In countries with large oil and gas industries, the platform showed that emissions from producing and refining those fossil fuels over the last five years were likely a billion tons higher than previously thought—double the numbers in recent reports. In other countries that haven’t been required to regularly report on their oil and gas sector emissions, an additional billion tons of emissions has likely gone uncounted. The misalignment between reporting and reality is particularly bad in the U.S. and Russia.
Little data existed previously about the steel industry, but the Climate Trace platform found that steel production was responsible for around 13 billion tons of CO2-equivalent emissions between 2015 and 2020 (as much, the coalition says, as all of the emissions in the U.K. and Japan put together). While steel emissions dropped in 2020 because of the pandemic in most of the world, they rose steeply in China.
Shipping and aviation emissions totaled 11 billion tons over the 2015-2020 period. Right now, countries don’t have to include emissions from either sector in their commitments under the Paris agreement. Emissions from forest fires also grew; though Brazil has gotten attention for devastating wildfires in the Amazon, the emissions from wildfires in the U.S. and Russia were even larger.
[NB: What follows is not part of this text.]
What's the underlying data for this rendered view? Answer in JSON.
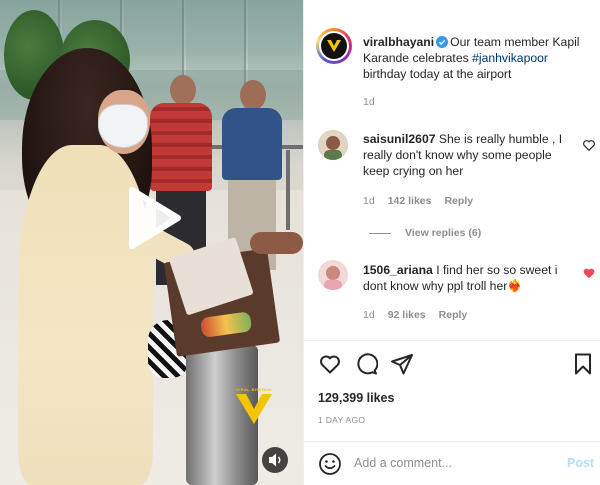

By gathering more complete, accurate, and timely data, the platform makes it easier to tackle the problems. “There are 100 countries that don’t have any inventory fresher than five years ago . . . . We have the difficulties of trying to manage numbers that are five years old,” Gore says. “You wouldn’t do it in business, you wouldn’t do it in your household budget. And in the most important task the world is facing, we have been relying out of necessity on numbers that are not fit for purpose.”
The new data can help global leaders plan at the upcoming climate conference in November. It can also help countries push big polluters to make changes more quickly. Investors can use the platform as they try to lower the carbon footprint of their portfolios. Over time, the platform will include even more detail, and will update more quickly, publishing new data weekly or even daily in some sectors.
“We’re now entering a period of radical transparency,” Gore says. “And we will see progressively more transparency as this data becomes more granular.”